Rain Forests of Southern India
The rain forests of Southern India are contributing hugely to the natural vegetation in India. The most luxuriant rain forests lie on the south-western coast, in the state of Kerala. Here the lagoons are canopied by coconut trees and lead to the longest uninterrupted stretch of rain forests in the country. The Andaman and Nicobar Islands and the state of Arunachal Pradesh are some of the other regions with well preserved rain forests in India. Apart from that, dense Sandal, Teak and Sisoo forests also flourish on the Karnataka plateau. On the other hand, the dry Telengana plateau in Andhra Pradesh offers only thorny scrub and wild Indian Wild Date Palm

Desert Region
Natural vegetation in India can be found in the desert region of India also. The Thar Desert in India presents a wonderful picture of natural vegetation in India.
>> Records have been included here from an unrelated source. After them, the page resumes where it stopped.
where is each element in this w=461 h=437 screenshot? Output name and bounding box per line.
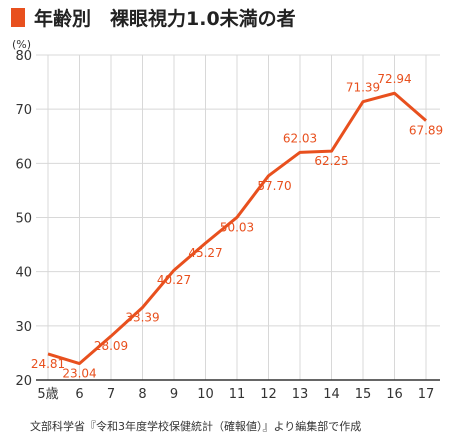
data-label: 23.04 [62, 367, 96, 381]
chart-title: 年齢別 裸眼視力1.0未満の者 [34, 7, 296, 30]
x-axis-ticks: 5歳 6 7 8 9 10 11 12 13 14 15 16 17 [37, 387, 434, 402]
x-tick-label: 6 [75, 387, 83, 402]
data-label: 28.09 [94, 339, 128, 353]
title-marker [11, 8, 25, 27]
x-tick-label: 11 [229, 387, 246, 402]
x-tick-label: 15 [355, 387, 372, 402]
data-label: 45.27 [188, 246, 222, 260]
y-tick-label: 50 [15, 212, 32, 227]
data-label: 62.03 [283, 131, 317, 145]
x-tick-label: 16 [386, 387, 403, 402]
data-label: 33.39 [125, 310, 159, 324]
x-tick-label: 13 [292, 387, 309, 402]
data-label: 72.94 [377, 72, 411, 86]
y-tick-label: 80 [15, 49, 32, 64]
grid [36, 54, 440, 380]
y-tick-label: 30 [15, 320, 32, 335]
data-label: 40.27 [157, 273, 191, 287]
y-tick-label: 60 [15, 157, 32, 172]
data-label: 50.03 [220, 220, 254, 234]
data-label: 62.25 [314, 154, 348, 168]
data-label: 67.89 [409, 124, 443, 138]
y-tick-label: 40 [15, 266, 32, 281]
y-axis-ticks: 20 30 40 50 60 70 80 [15, 49, 32, 389]
x-tick-label: 9 [170, 387, 178, 402]
x-tick-label: 5歳 [37, 387, 58, 402]
source-note: 文部科学省『令和3年度学校保健統計（確報値）』より編集部で作成 [30, 419, 361, 433]
y-tick-label: 70 [15, 103, 32, 118]
data-label: 71.39 [346, 81, 380, 95]
x-tick-label: 7 [107, 387, 115, 402]
x-tick-label: 8 [138, 387, 146, 402]
y-axis-unit-label: (%) [12, 38, 31, 51]
x-tick-label: 14 [323, 387, 340, 402]
series-line [47, 91, 427, 366]
x-tick-label: 10 [197, 387, 214, 402]
x-tick-label: 12 [260, 387, 277, 402]
data-label: 57.70 [257, 179, 291, 193]
data-label: 24.81 [31, 357, 65, 371]
x-tick-label: 17 [418, 387, 435, 402]
y-tick-label: 20 [15, 374, 32, 389]
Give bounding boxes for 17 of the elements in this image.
The trees in this desert are short and stout, and stunted by the scorching sun. Some of the most common trees in this region include Cacti, Reunjha, Khejra, Kanju, Ak etc.
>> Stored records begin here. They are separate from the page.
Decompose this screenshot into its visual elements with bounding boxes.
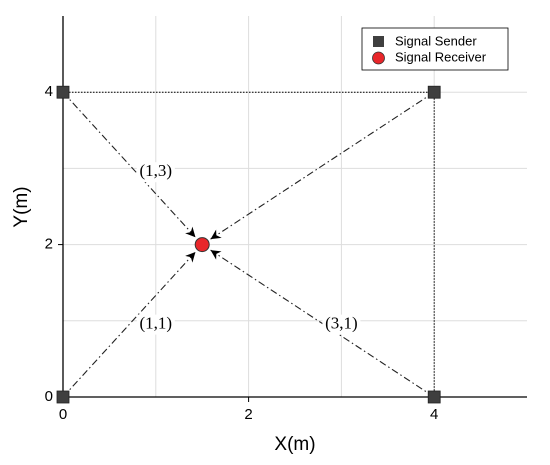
- y-tick-label: 2: [45, 236, 53, 253]
- sender-marker: [56, 390, 70, 404]
- signal-path: [62, 251, 196, 398]
- annotation: (1,1): [140, 314, 173, 333]
- receiver-marker: [194, 237, 210, 253]
- sender-marker: [56, 85, 70, 99]
- y-axis-label: Y(m): [11, 186, 32, 227]
- x-axis-label: X(m): [274, 434, 315, 455]
- annotation: (1,3): [140, 161, 173, 180]
- y-tick-label: 4: [45, 83, 53, 100]
- sender-marker: [427, 85, 441, 99]
- legend-label: Signal Sender: [395, 33, 477, 48]
- legend-label: Signal Receiver: [395, 49, 487, 64]
- annotation-bg: [136, 314, 175, 335]
- sender-marker: [427, 390, 441, 404]
- signal-path: [62, 91, 196, 238]
- annotation-bg: [136, 162, 175, 183]
- annotation-bg: [322, 314, 361, 335]
- legend-swatch: [373, 36, 384, 47]
- signal-path: [210, 91, 435, 240]
- signal-path: [210, 249, 435, 398]
- x-tick-label: 0: [59, 406, 67, 423]
- annotation: (3,1): [325, 314, 358, 333]
- x-tick-label: 4: [430, 406, 438, 423]
- x-tick-label: 2: [244, 406, 252, 423]
- y-tick-label: 0: [45, 388, 53, 405]
- legend-swatch: [372, 51, 385, 65]
- legend-box: [361, 27, 509, 71]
All these varieties of forests and areas significantly contribute to the natural vegetation in India. But there are several problems like deforestation, over-grazing, Jhum cultivations, which needs to be addressed in order to protect and conserve the natural vegetation in India. The Government of India is taking several steps such as the Van Mahatsov programme, planting new tress every year etc. Moreover, the Government has also taken various steps to spread awareness about the need for conservation and has educated the general civilians about the several measures that need to be adopted in order to protect the natural vegetation in India.